I also spent a lot of time in some semi-reclaimed parking lots.  These expansive swaths of asphalt have been abandoned for years, it looks like, and are in the process of returning to weedy wilderness. Although I did meet a few hikers just back from four years out of state, who were shocked and saddened at the lots’ abandonment, I love it. It’s amazing to see wildlife fighting to take the area back, sprouting clumps of milkweed here, rambling blackberry vines there. I’ve found lots of cool plants and animals in these parking lots this summer, and today didn’t disappoint. I found several humongous Cicada Killer wasps (Sphecius speciosus) in the parking lots, one individual even carrying prey!

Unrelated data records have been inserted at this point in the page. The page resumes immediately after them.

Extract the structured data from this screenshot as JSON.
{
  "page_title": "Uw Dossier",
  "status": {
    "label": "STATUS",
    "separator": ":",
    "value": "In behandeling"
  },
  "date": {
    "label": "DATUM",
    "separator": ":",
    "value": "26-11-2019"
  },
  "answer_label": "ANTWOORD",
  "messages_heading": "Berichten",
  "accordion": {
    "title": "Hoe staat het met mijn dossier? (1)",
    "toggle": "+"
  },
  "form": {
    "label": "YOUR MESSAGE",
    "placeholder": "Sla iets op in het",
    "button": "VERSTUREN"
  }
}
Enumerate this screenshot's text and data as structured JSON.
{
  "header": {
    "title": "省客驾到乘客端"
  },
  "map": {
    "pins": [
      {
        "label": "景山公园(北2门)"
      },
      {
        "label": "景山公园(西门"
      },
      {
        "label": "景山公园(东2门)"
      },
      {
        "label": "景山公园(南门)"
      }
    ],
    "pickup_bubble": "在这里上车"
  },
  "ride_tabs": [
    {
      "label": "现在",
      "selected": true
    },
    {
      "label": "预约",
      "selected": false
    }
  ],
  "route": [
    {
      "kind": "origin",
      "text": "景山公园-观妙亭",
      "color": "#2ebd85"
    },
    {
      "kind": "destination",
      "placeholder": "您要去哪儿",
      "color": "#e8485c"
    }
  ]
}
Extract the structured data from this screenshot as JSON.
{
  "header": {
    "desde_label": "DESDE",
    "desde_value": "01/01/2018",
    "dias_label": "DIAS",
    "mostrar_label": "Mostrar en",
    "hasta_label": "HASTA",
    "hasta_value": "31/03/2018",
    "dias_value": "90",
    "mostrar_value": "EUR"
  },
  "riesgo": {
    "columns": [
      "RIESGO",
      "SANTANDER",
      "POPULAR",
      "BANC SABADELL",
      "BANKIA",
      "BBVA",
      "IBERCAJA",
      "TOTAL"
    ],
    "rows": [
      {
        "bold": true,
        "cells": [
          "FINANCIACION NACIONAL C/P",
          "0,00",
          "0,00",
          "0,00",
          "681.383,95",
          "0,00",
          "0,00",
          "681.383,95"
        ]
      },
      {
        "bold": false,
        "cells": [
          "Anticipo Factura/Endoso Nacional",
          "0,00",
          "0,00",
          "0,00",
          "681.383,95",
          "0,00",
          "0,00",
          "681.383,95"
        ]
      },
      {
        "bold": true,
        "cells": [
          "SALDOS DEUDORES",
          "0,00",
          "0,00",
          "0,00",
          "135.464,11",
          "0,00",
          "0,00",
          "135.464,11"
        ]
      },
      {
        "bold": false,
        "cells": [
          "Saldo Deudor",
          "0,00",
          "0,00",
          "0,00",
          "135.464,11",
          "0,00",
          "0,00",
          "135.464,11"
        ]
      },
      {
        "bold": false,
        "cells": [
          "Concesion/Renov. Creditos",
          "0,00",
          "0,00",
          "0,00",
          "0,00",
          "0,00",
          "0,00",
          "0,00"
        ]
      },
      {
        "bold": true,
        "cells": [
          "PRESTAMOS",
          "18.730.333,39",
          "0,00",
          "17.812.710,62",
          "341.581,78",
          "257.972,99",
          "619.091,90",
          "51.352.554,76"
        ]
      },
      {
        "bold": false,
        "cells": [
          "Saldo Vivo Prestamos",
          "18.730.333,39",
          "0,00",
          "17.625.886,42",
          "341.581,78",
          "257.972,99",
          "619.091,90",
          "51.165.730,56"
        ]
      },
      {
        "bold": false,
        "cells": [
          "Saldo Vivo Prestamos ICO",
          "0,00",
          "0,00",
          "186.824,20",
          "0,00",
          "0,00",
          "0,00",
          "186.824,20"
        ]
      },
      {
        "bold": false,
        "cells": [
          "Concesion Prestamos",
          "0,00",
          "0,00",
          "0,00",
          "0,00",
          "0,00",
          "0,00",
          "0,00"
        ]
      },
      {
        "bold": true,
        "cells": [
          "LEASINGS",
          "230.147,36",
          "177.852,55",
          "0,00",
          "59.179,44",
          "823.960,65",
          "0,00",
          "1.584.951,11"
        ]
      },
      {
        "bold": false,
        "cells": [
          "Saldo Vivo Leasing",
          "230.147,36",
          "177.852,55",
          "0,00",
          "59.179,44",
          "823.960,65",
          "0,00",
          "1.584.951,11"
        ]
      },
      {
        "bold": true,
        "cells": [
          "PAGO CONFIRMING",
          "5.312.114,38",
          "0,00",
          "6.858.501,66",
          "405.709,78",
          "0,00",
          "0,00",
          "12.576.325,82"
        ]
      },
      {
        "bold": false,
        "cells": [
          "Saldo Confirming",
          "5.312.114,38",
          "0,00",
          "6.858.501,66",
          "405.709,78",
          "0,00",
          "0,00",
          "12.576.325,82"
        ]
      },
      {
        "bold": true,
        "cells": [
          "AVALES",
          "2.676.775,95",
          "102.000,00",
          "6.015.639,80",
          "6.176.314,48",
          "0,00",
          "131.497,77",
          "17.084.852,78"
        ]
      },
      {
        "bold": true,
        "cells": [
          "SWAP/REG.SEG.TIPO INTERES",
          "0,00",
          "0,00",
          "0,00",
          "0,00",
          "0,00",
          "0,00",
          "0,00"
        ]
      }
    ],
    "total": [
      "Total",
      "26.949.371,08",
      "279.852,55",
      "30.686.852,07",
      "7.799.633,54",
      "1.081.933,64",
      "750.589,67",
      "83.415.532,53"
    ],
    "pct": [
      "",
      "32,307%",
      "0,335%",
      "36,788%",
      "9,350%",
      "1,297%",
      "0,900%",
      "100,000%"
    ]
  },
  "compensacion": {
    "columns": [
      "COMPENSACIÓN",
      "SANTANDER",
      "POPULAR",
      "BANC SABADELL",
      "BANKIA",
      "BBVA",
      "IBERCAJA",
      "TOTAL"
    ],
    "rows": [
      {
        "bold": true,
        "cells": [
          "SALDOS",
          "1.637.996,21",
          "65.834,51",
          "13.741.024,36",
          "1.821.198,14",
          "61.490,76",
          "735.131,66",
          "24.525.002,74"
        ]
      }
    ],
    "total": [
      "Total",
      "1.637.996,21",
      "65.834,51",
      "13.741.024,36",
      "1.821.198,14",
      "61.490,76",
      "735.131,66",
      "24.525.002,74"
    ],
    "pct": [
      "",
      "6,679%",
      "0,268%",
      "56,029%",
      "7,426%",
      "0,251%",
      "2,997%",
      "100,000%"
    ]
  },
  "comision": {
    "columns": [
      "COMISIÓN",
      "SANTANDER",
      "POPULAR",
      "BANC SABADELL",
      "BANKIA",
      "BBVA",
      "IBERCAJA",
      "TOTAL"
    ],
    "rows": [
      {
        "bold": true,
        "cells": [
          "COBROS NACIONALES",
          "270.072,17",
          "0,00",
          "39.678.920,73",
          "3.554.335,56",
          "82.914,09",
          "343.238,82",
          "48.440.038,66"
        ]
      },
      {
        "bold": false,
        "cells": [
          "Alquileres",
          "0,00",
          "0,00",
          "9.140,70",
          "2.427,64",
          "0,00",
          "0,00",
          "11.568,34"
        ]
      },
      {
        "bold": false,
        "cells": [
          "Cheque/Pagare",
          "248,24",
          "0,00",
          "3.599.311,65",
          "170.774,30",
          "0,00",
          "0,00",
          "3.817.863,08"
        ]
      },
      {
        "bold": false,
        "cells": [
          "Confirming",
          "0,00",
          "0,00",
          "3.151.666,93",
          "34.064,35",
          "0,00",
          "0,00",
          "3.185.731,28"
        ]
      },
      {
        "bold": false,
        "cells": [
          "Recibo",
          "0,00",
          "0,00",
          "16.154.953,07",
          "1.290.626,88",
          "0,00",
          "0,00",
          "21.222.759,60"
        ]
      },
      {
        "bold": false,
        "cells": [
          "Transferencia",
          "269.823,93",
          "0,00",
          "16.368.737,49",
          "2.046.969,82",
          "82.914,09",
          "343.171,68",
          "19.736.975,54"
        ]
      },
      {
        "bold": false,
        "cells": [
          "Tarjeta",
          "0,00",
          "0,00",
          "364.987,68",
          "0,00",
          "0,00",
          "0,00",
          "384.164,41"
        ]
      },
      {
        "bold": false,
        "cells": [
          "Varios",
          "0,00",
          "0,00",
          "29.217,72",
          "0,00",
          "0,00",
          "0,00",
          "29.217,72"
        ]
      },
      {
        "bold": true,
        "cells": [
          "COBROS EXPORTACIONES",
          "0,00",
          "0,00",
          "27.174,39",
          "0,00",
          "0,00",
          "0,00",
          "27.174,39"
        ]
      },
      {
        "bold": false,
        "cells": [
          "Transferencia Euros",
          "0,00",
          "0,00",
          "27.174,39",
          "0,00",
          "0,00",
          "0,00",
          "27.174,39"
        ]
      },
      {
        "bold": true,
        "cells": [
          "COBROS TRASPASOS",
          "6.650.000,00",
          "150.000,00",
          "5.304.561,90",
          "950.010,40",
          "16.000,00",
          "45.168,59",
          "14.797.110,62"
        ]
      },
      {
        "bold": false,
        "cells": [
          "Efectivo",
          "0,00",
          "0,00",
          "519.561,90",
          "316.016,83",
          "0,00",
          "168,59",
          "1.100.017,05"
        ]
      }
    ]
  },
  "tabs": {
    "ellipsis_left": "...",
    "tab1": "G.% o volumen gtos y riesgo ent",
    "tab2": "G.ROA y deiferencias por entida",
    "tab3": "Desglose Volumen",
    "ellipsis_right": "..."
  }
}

Cicada Killer on the hunt.

Apparently the female Cicada Killers dig long burrows ending in cells which they stuff with paralyzed cicadas.  One egg is laid per cell, and in a few days the eggs hatch into small but ravenous larvae who feast on the cicadas for a couple weeks before pupating through the winter. I watched the wasps patrol a tangle of tall grasses on a former road median.  It was hard to get a good look at them, let alone many photographs, as they skimmed swiftly through the grassy tops and swooped down into the denser parts of the tangle.  I wasn’t exactly sure of the ID, especially since I didn’t have a bug field guide with me, until I finally saw the individual with prey. She landed heavily on the grasses and then clambered deep into the tangle, presumably heading for her burrow. Way cool.

Cicada Killer with prey.

Also in the former parking lots I spotted a lurking Praying Mantis, a Gladiator Katydid (what a great name!), a passel of milkweed bug nymphs, a robber fly, and blooming goldenrod, mullein and thistle, plus plenty of birds and butterflies. Not bad for a patch of asphalt.

This mantis was browner than the ones I saw at Meadowside, so not as well camouflaged.

Gladiator Katydid on milkweed.

A robber fly, I think Promachus rufipes. Fierce looking but it won't sting you.

Tiny Milkweed Bug nymphs haven't yet developed their black wings.

Bees were loving the goldenrod, including this one with bulging pollen baskets!

I have to say, this makes the second hike in a row where I witnessed a rather horrible death of a cicada.  Is there a pattern here?  I know one thing for sure-- I don’t want to reincarnate as a fat, juicy cicada!

This entry's park: Lake Frank, Rock Creek Regional Park, Derwood, MD 


  1. Great post and photo sequence! That place looks so rich and full of life. Congratulations on seeing the Cicada Killer in action and getting photos of it, they're so cool!

  2. Thanks, Julie. I do love Lake Frank and the rest of Rock Creek Regional Park. There are so many varied habitats side-by-side, it makes for really dynamic hike and exploration possibilities.